Yau Ma Tei, Kowloon. Nous suivons Jacky Lau dans les allées étonnamment désertes du très touristique Jade market. Indifférent aux vendeurs qui l'interpellent, l'expert observe d'un ?il critique les étals de bijoux et de porte-bonheurs chinois qui se présentent à lui. Tout à coup, il s'arrête devant une échoppe, touche, évalue, étudie mais grimace finalement, avant de secouer la tête.

Intriguées, nous lui emboitons le pas mais quelques aller-retours entre les comptoirs de vente suffisent à confirmer son analyse: "Ce n'est pas du jade.", nous assure-t-il, "Il n'y a en pas ici en fait, ou très peu. Ce sont soit des imitations venues de Malaisie, soit des jades de basse qualité (catégories B et C) qui ont subi un traitement chimique, ce qui annule leur valeur."

Si le verdict sans appel de l'artiste hongkongais ne nous surprend pas - on imaginait bien que les breloques du Jade market n'étaient pas de la meilleure qualité -, il laisse tout de même un sentiment désagréable, surtout lorsque l'on pense aux milliers de touristes qui chaque année achètent ici avec candeur un souvenir "précieux" du port parfumé. 

Néphrite et jadéite

Une heure plus tard, nous retrouvons Jacky Lau dans son atelier de Fo Tan pour notre première leçon sur le jade. Il existe en réalité deux qualités de pierres, nous explique notre professeur : la néphrite qu'on utilise depuis plus de 2000 ans en Chine pour la réalisation d'outils, d'objets rituels et ornementaux, et la jadéite, une pierre plus dure, plus brillante et plus rare, qu'on trouve principalement en Birmanie. Du blanc glacé au noir en passant par le jaune, le rouge, le bleu, le vert et la lavande, cette dernière que les Chinois nomment "fei cui" (littéralement "rouge vert") offre une large gamme de couleurs très appréciées, même si la jadéite vert émeraude qui doit sa teinte aux sels de chrome est de loin la plus recherchée.

"Le jade s'apprécie non seulement à travers sa couleur, sa transparence mais aussi son volume et sa coupe", nous explique l'ancien élève des Beaux-arts de Dijon. Si la transparence et une belle taille s'ajoutent à la couleur verte, la pierre est alors jugée "exceptionnelle". Les bracelets taillés d'une seule pièce, symboles d'éternité et du Yin et Yang sont d'ailleurs les pièces les plus chères tout comme les cabochons montés en collier, bague ou boucles d'oreilles. "Les Chinois aiment le jade dans sa simplicité. Cette pierre est magnifique en soi, la tendance est donc d'en conserver le maximum."

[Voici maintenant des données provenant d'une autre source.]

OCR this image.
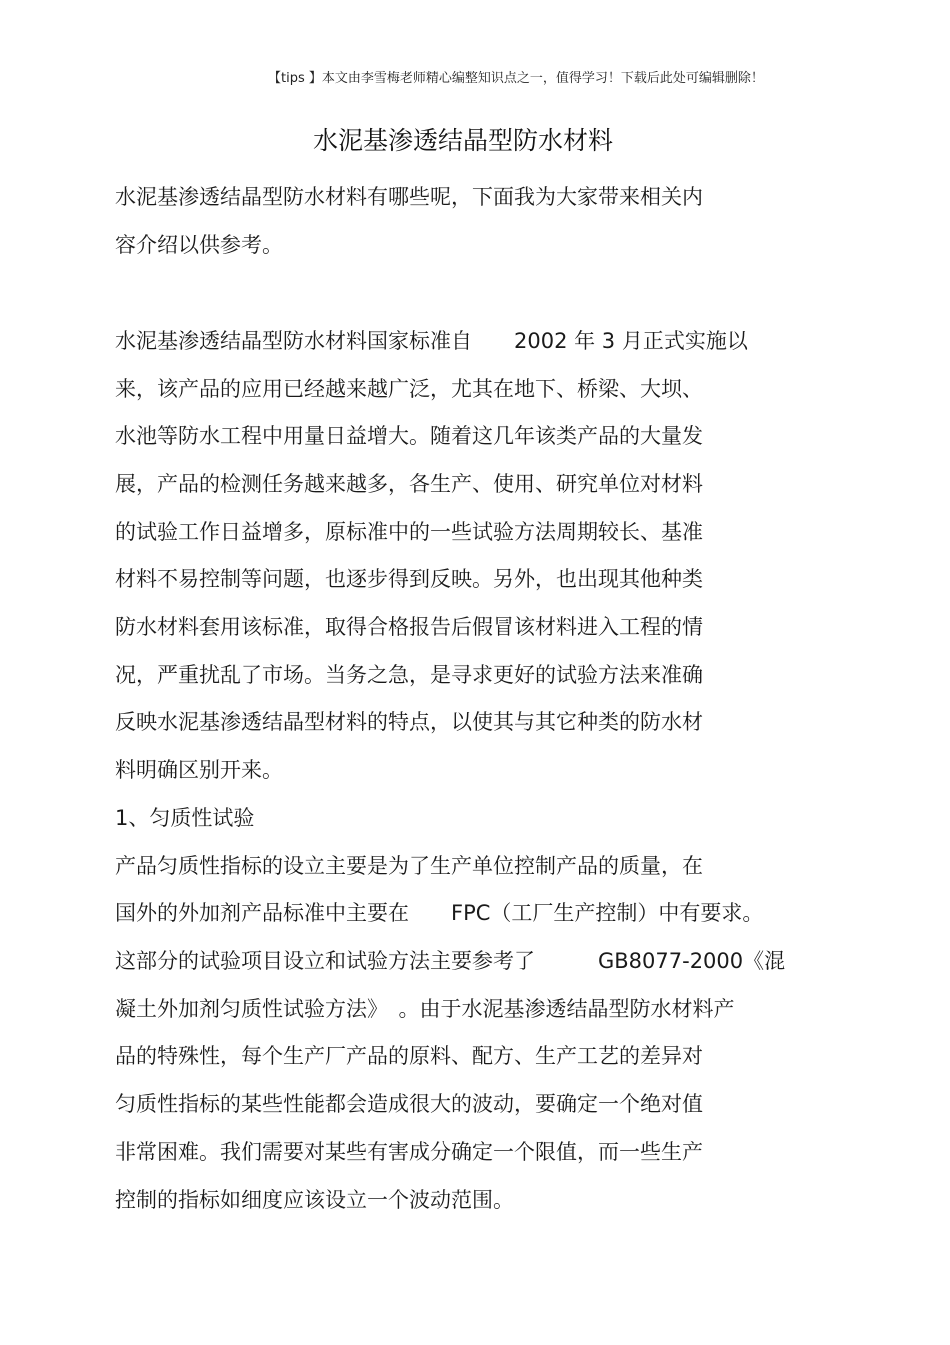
【tips 】本文由李雪梅老师精心编整知识点之一，值得学习！下载后此处可编辑删除！
水泥基渗透结晶型防水材料
水泥基渗透结晶型防水材料有哪些呢，下面我为大家带来相关内
容介绍以供参考。
水泥基渗透结晶型防水材料国家标准自　　2002 年 3 月正式实施以
来，该产品的应用已经越来越广泛，尤其在地下、桥梁、大坝、
水池等防水工程中用量日益增大。随着这几年该类产品的大量发
展，产品的检测任务越来越多，各生产、使用、研究单位对材料
的试验工作日益增多，原标准中的一些试验方法周期较长、基准
材料不易控制等问题，也逐步得到反映。另外，也出现其他种类
防水材料套用该标准，取得合格报告后假冒该材料进入工程的情
况，严重扰乱了市场。当务之急，是寻求更好的试验方法来准确
反映水泥基渗透结晶型材料的特点，以使其与其它种类的防水材
料明确区别开来。
1、匀质性试验
产品匀质性指标的设立主要是为了生产单位控制产品的质量，在
国外的外加剂产品标准中主要在　　FPC（工厂生产控制）中有要求。
这部分的试验项目设立和试验方法主要参考了　　　GB8077-2000《混
凝土外加剂匀质性试验方法》　。由于水泥基渗透结晶型防水材料产
品的特殊性，每个生产厂产品的原料、配方、生产工艺的差异对
匀质性指标的某些性能都会造成很大的波动，要确定一个绝对值
非常困难。我们需要对某些有害成分确定一个限值，而一些生产
控制的指标如细度应该设立一个波动范围。
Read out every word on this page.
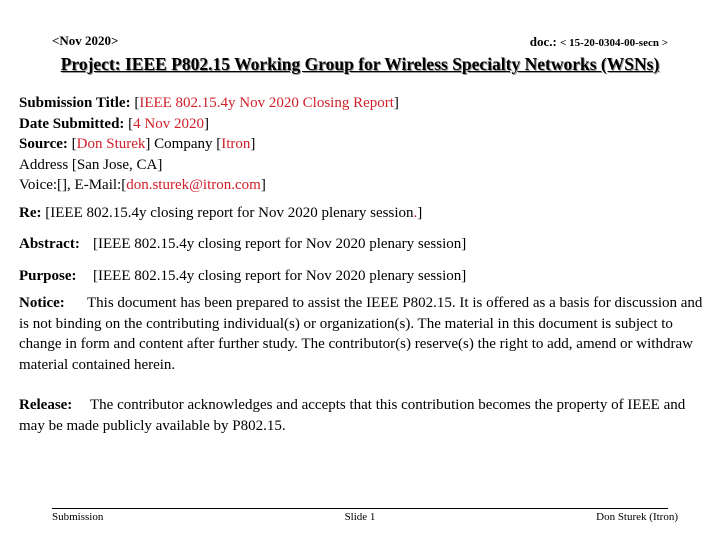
<Nov 2020>	doc.: < 15-20-0304-00-secn >
Project: IEEE P802.15 Working Group for Wireless Specialty Networks (WSNs)
Submission Title: [IEEE 802.15.4y Nov 2020 Closing Report]
Date Submitted: [4 Nov 2020]
Source: [Don Sturek] Company [Itron]
Address [San Jose, CA]
Voice:[], E-Mail:[don.sturek@itron.com]
Re: [IEEE 802.15.4y closing report for Nov 2020 plenary session.]
Abstract: [IEEE 802.15.4y closing report for Nov 2020 plenary session]
Purpose: [IEEE 802.15.4y closing report for Nov 2020 plenary session]
Notice: This document has been prepared to assist the IEEE P802.15. It is offered as a basis for discussion and is not binding on the contributing individual(s) or organization(s). The material in this document is subject to change in form and content after further study. The contributor(s) reserve(s) the right to add, amend or withdraw material contained herein.
Release: The contributor acknowledges and accepts that this contribution becomes the property of IEEE and may be made publicly available by P802.15.
Submission	Slide 1	Don Sturek (Itron)
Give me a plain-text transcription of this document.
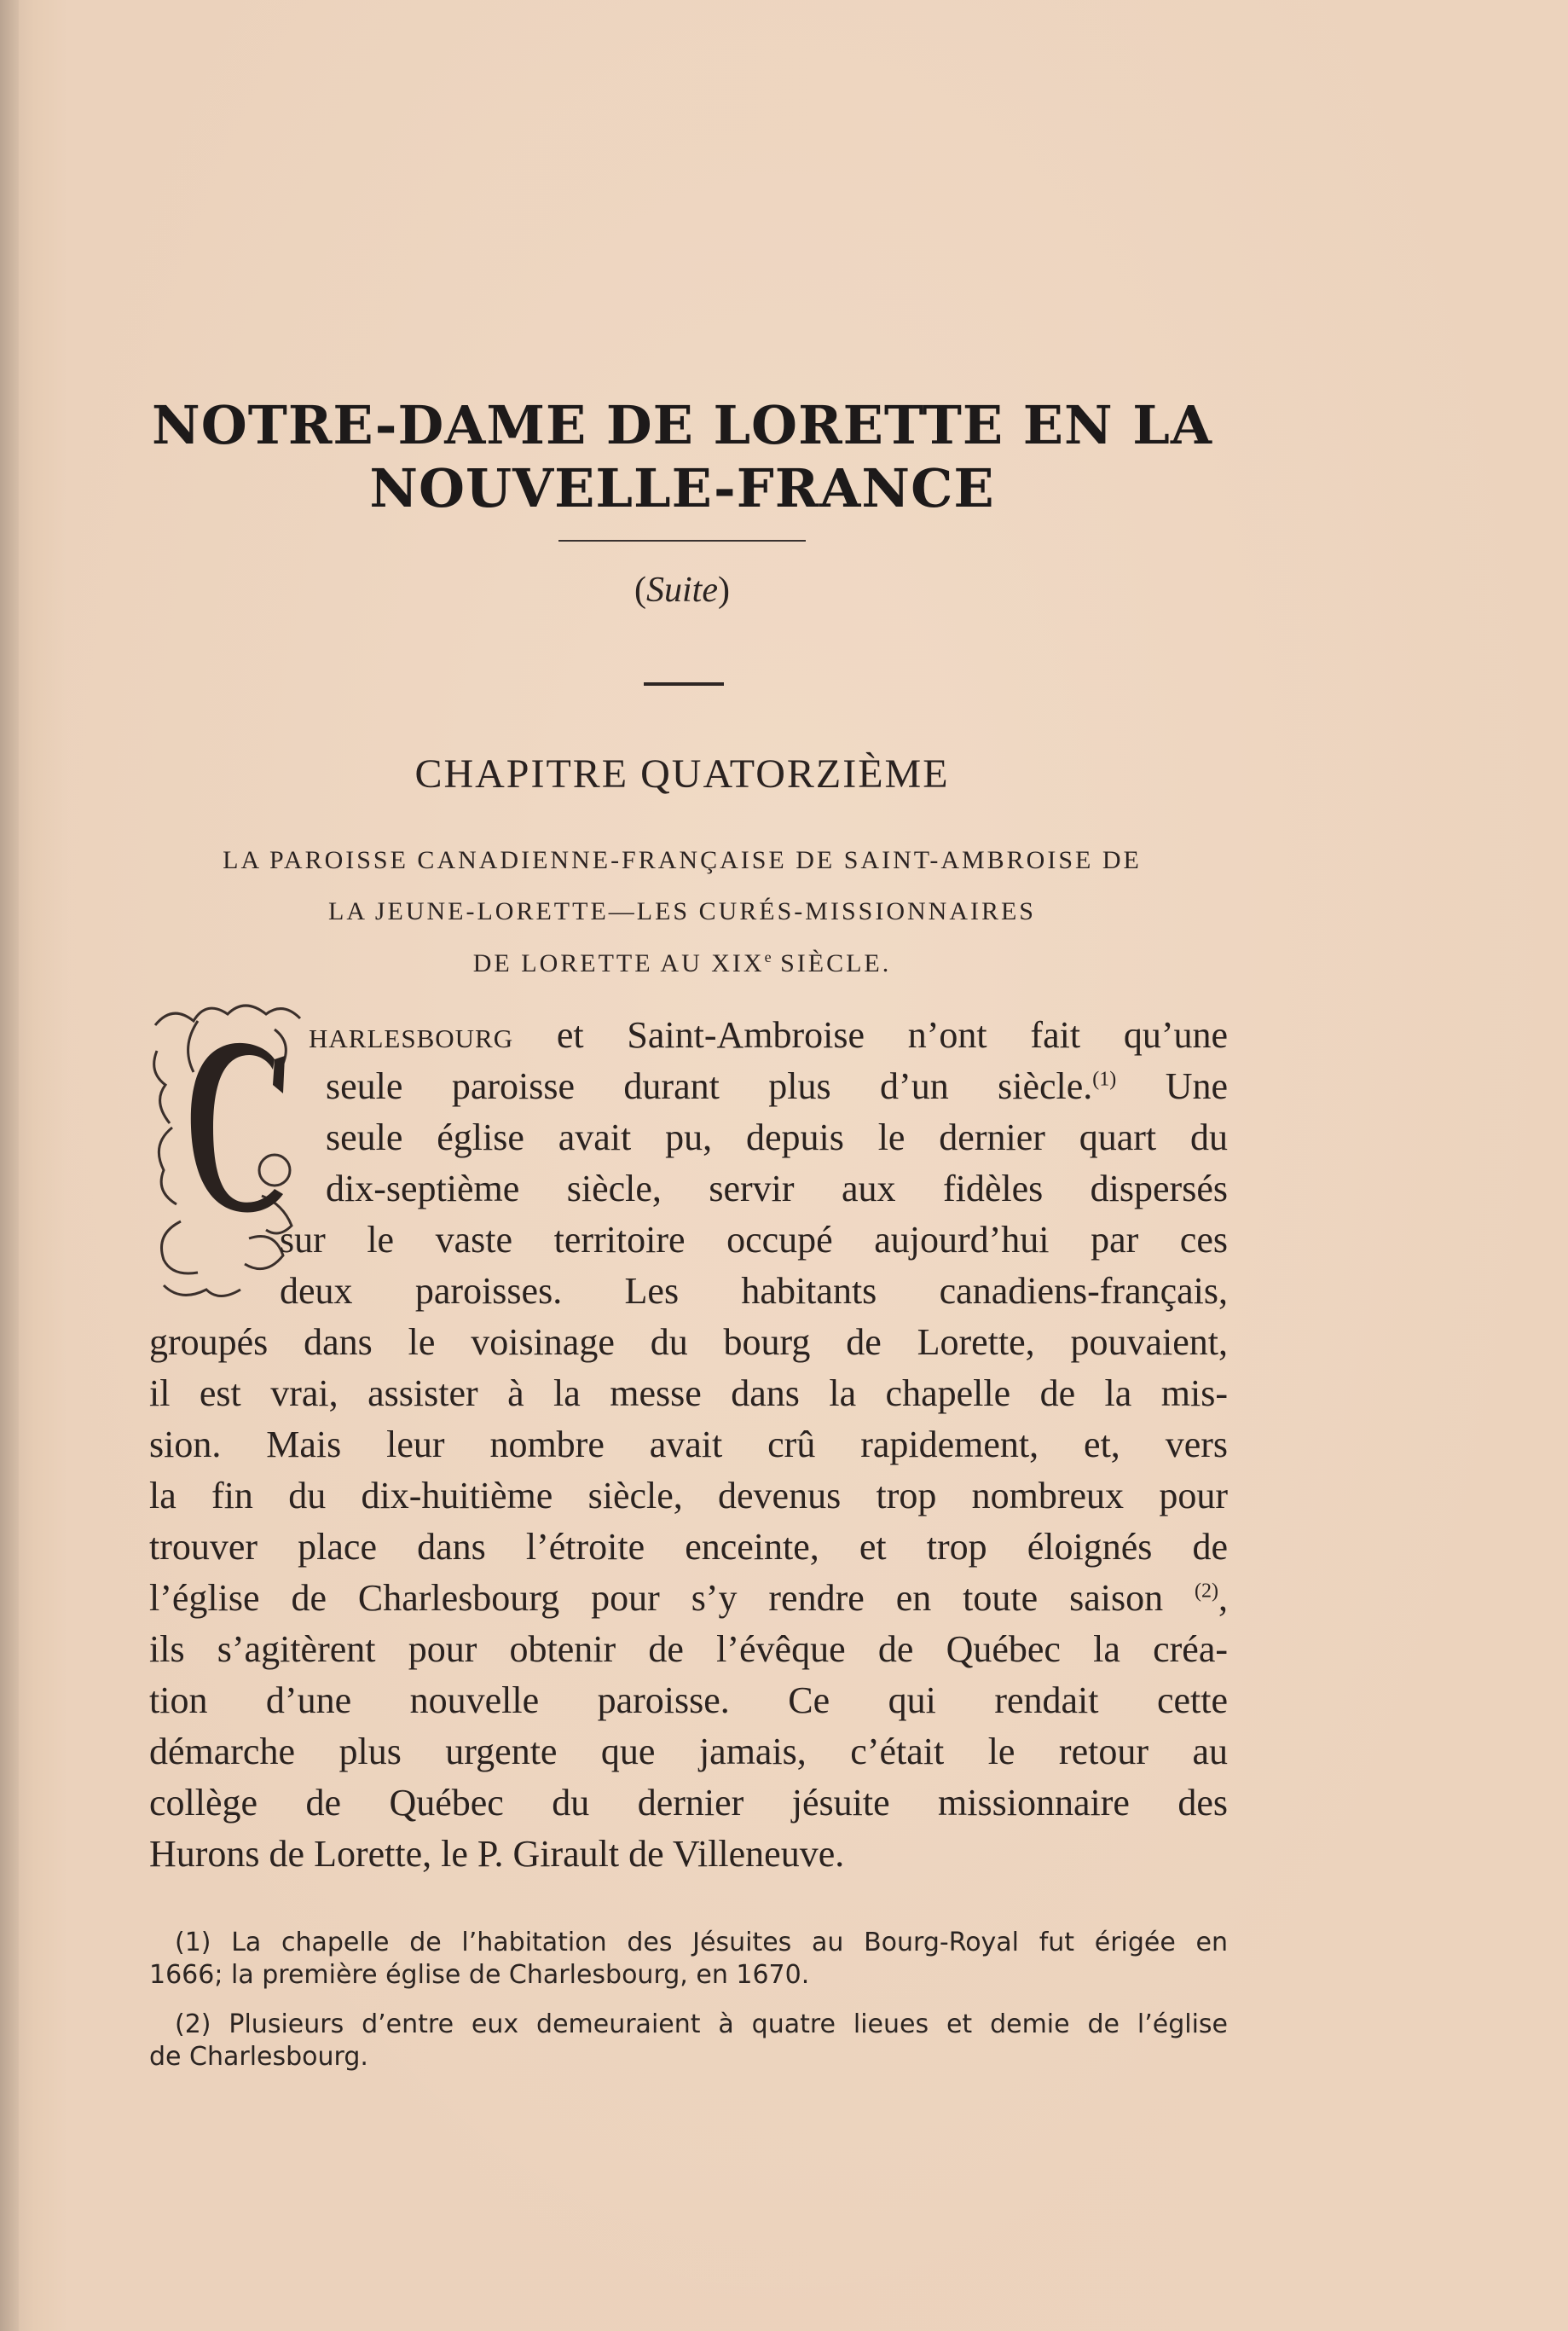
NOTRE-DAME DE LORETTE EN LA
NOUVELLE-FRANCE
(Suite)
CHAPITRE QUATORZIÈME
LA PAROISSE CANADIENNE-FRANÇAISE DE SAINT-AMBROISE DE
LA JEUNE-LORETTE—LES CURÉS-MISSIONNAIRES
DE LORETTE AU XIXe SIÈCLE.
C

harlesbourg et Saint-Ambroise n’ont fait qu’une

seule paroisse durant plus d’un siècle.$^{(1)}$ Une

seule église avait pu, depuis le dernier quart du

dix-septième siècle, servir aux fidèles dispersés

sur le vaste territoire occupé aujourd’hui par ces

deux paroisses. Les habitants canadiens-français,

groupés dans le voisinage du bourg de Lorette, pouvaient,

il est vrai, assister à la messe dans la chapelle de la mis-

sion. Mais leur nombre avait crû rapidement, et, vers

la fin du dix-huitième siècle, devenus trop nombreux pour

trouver place dans l’étroite enceinte, et trop éloignés de

l’église de Charlesbourg pour s’y rendre en toute saison $^{(2)}$,

ils s’agitèrent pour obtenir de l’évêque de Québec la créa-

tion d’une nouvelle paroisse. Ce qui rendait cette

démarche plus urgente que jamais, c’était le retour au

collège de Québec du dernier jésuite missionnaire des

Hurons de Lorette, le P. Girault de Villeneuve.

(1) La chapelle de l’habitation des Jésuites au Bourg-Royal fut érigée en

1666; la première église de Charlesbourg, en 1670.

(2) Plusieurs d’entre eux demeuraient à quatre lieues et demie de l’église

de Charlesbourg.
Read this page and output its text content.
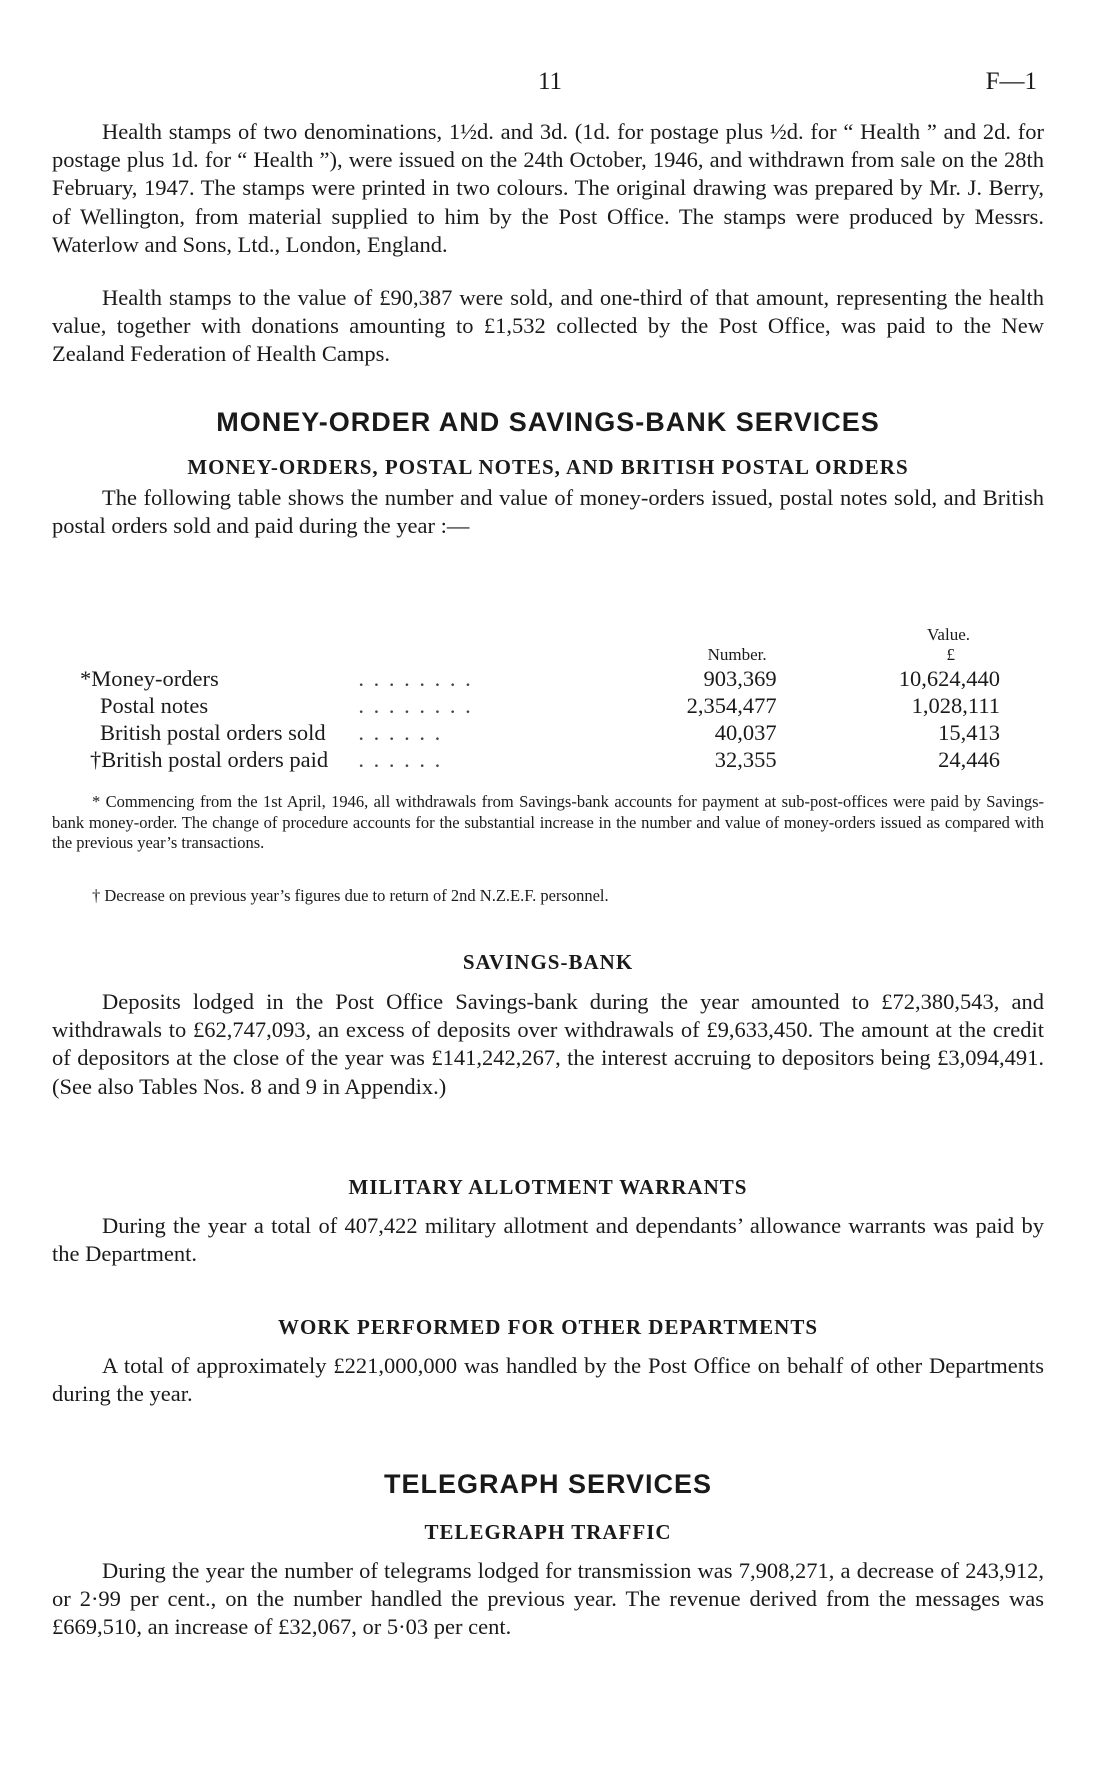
11	F—1

Health stamps of two denominations, 1½d. and 3d. (1d. for postage plus ½d. for “ Health ” and 2d. for postage plus 1d. for “ Health ”), were issued on the 24th October, 1946, and withdrawn from sale on the 28th February, 1947. The stamps were printed in two colours. The original drawing was prepared by Mr. J. Berry, of Wellington, from material supplied to him by the Post Office. The stamps were produced by Messrs. Waterlow and Sons, Ltd., London, England.

Health stamps to the value of £90,387 were sold, and one-third of that amount, representing the health value, together with donations amounting to £1,532 collected by the Post Office, was paid to the New Zealand Federation of Health Camps.

MONEY-ORDER AND SAVINGS-BANK SERVICES
MONEY-ORDERS, POSTAL NOTES, AND BRITISH POSTAL ORDERS

The following table shows the number and value of money-orders issued, postal notes sold, and British postal orders sold and paid during the year :—

			Value.
		Number.	£
*Money-orders	. . . . . . . .	903,369	10,624,440
Postal notes	. . . . . . . .	2,354,477	1,028,111
British postal orders sold	. . . . . .	40,037	15,413
†British postal orders paid	. . . . . .	32,355	24,446

* Commencing from the 1st April, 1946, all withdrawals from Savings-bank accounts for payment at sub-post-offices were paid by Savings-bank money-order. The change of procedure accounts for the substantial increase in the number and value of money-orders issued as compared with the previous year’s transactions.

† Decrease on previous year’s figures due to return of 2nd N.Z.E.F. personnel.

SAVINGS-BANK

Deposits lodged in the Post Office Savings-bank during the year amounted to £72,380,543, and withdrawals to £62,747,093, an excess of deposits over withdrawals of £9,633,450. The amount at the credit of depositors at the close of the year was £141,242,267, the interest accruing to depositors being £3,094,491. (See also Tables Nos. 8 and 9 in Appendix.)

MILITARY ALLOTMENT WARRANTS

During the year a total of 407,422 military allotment and dependants’ allowance warrants was paid by the Department.

WORK PERFORMED FOR OTHER DEPARTMENTS

A total of approximately £221,000,000 was handled by the Post Office on behalf of other Departments during the year.

TELEGRAPH SERVICES
TELEGRAPH TRAFFIC

During the year the number of telegrams lodged for transmission was 7,908,271, a decrease of 243,912, or 2·99 per cent., on the number handled the previous year. The revenue derived from the messages was £669,510, an increase of £32,067, or 5·03 per cent.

Le bijou de jade popularisé en Chine par l'impératrice Cixi

Dans la tradition chinoise, le jade est associé au junzi, un concept confucéen qui désigne l'être supérieur, l'homme de bien. On lui prête ainsi les qualités morales du sage : résistant, calme, posé. "Autrefois, les hommes portaient une pièce de jade à la ceinture", explique Jacky Lau, pour éloigner les mauvais esprits et leur donner chance, courage et tempérance. Associé à l'eau en référence à sa translucidité, le jade est en effet supposé "absorber l'excès de chaleur du corps" et rétablir ainsi l'équilibre physique et moral. Ce n'est que sous la dynastie Quing et l'influence de l'impératrice Cixi, la grand-mère du dernier empereur de Chine Puyi, que le jade monté en bijou devient populaire à la cour de Pékin.

Quelques conseils pour trouver du jade authentique

A Hong Kong, place forte du commerce du "yu" (la belle pierre), le prix du jade atteint aujourd'hui des sommets car les Chinois du continent en raffolent. "Il y a 10 ans, un bracelet en jade de bonne qualité se vendait 25 000 $HK. Aujourd'hui, du fait de la demande chinoise, un bracelet de qualité équivalente se vend à plus d'un million de dollars", nous apprend Jacky Lau.

Des chiffres très éloignés de ceux affichés au Jade market, qui ne vend au fond que de la verroterie. Mais comment savoir ? Comment reconnaitre le vrai du faux  jade quand on est un simple néophyte? Là encore notre expert intervient pour nous donner quelques conseils utiles. "Vous pouvez tout d'abord toucher la pierre. Le jade est froid et il est dense dans la main. Ensuite, vous pouvez faire tinter deux pièces ensemble, le son d'un authentique jade est cristallin. Enfin, le jade véritable (zhen yu - de catégorie A) ne se raye pas et présente un effet miroir naturel, même si aujourd'hui certains marchands trichent en enduisant les pierres de cire pour les faire briller". Mais le plus simple est encore d'avoir quelques bonnes adresses.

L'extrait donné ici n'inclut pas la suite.